How it works, briefly

If you read the Music Transformer paper then you’ll understand most of it. Things I do differently:

The training data

All of the training data is in MIDI format. This is nice because MIDI is really simple and easy to work with. But on the other hand, MIDIs are really rare, so it’s hard to build up a big high-quality dataset. I’ve experimented with automatic MP3-to-MIDI conversion, but it’s not good. Basically I’ve just had to seek out MIDIs wherever they can be found. Shout out to Makinporing for saving the old MSPAF MIDI/sheet music stuff.

I don’t discriminate on the length or style of a song, or the number of instruments, so there’s a decent variety in my dataset. Of course, everything gets converted to a single-track piano, but almost every song still sounds decent in piano-only form.

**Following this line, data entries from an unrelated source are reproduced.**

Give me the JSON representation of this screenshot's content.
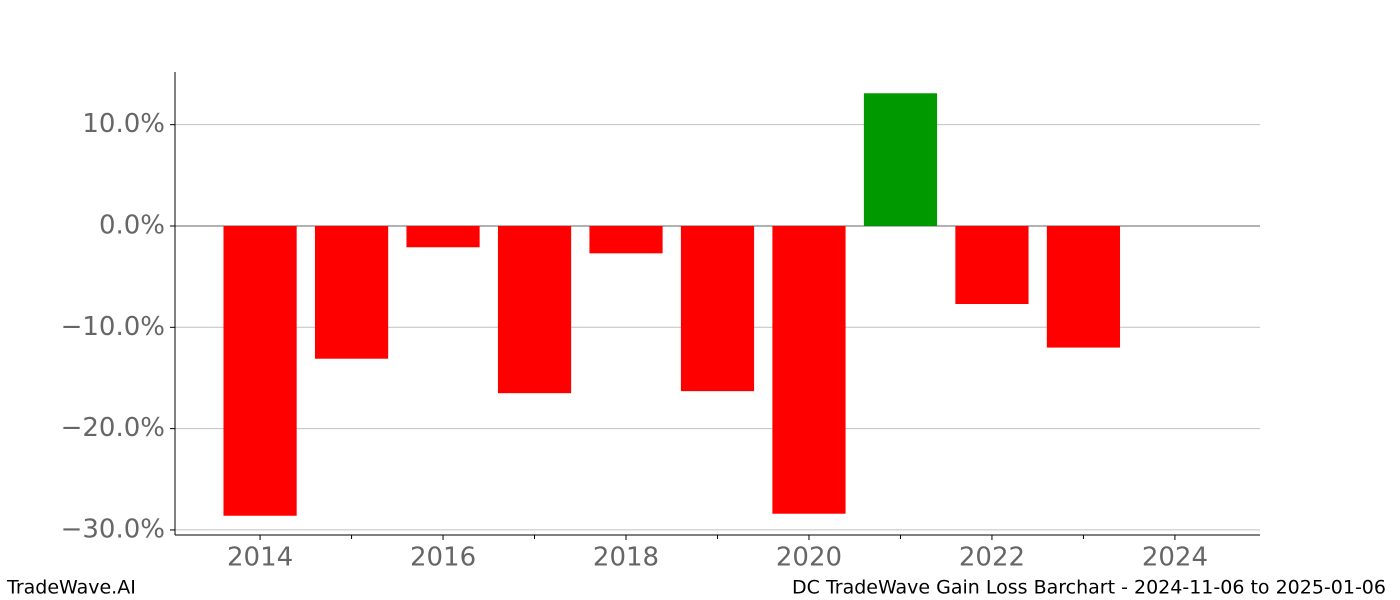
{
  "chart_data": {
    "type": "bar",
    "x": [
      2014,
      2015,
      2016,
      2017,
      2018,
      2019,
      2020,
      2021,
      2022,
      2023
    ],
    "values": [
      -28.6,
      -13.1,
      -2.1,
      -16.5,
      -2.7,
      -16.3,
      -28.4,
      13.1,
      -7.7,
      -12.0
    ],
    "positive_color": "#009900",
    "negative_color": "#ff0000",
    "xlim": [
      2013.07,
      2024.93
    ],
    "xticks": [
      2014,
      2016,
      2018,
      2020,
      2022,
      2024
    ],
    "xminor_ticks": [
      2015,
      2017,
      2019,
      2021,
      2023
    ],
    "ylim": [
      -30.5,
      15.2
    ],
    "yticks": [
      {
        "value": -30,
        "label": "−30.0%"
      },
      {
        "value": -20,
        "label": "−20.0%"
      },
      {
        "value": -10,
        "label": "−10.0%"
      },
      {
        "value": 0,
        "label": "0.0%"
      },
      {
        "value": 10,
        "label": "10.0%"
      }
    ],
    "grid": true,
    "footer_left": "TradeWave.AI",
    "footer_right": "DC TradeWave Gain Loss Barchart - 2024-11-06 to 2025-01-06"
  }
}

An illustration of the variety in the dataset.

Future plans

I’d like to add another transformer stack to handle volume, but I haven’t decided how to discretize that yet. I also want to come up with ways to control the model’s output. I experimented a bit with temperature, but it just didn’t seem useful to me. Lower temperatures made the outputs monotonous, and higher temperatures resulted in gibberish. Eventually I’m thinking of running a server in the Colab notebook so I can control it with a GUI that I run locally.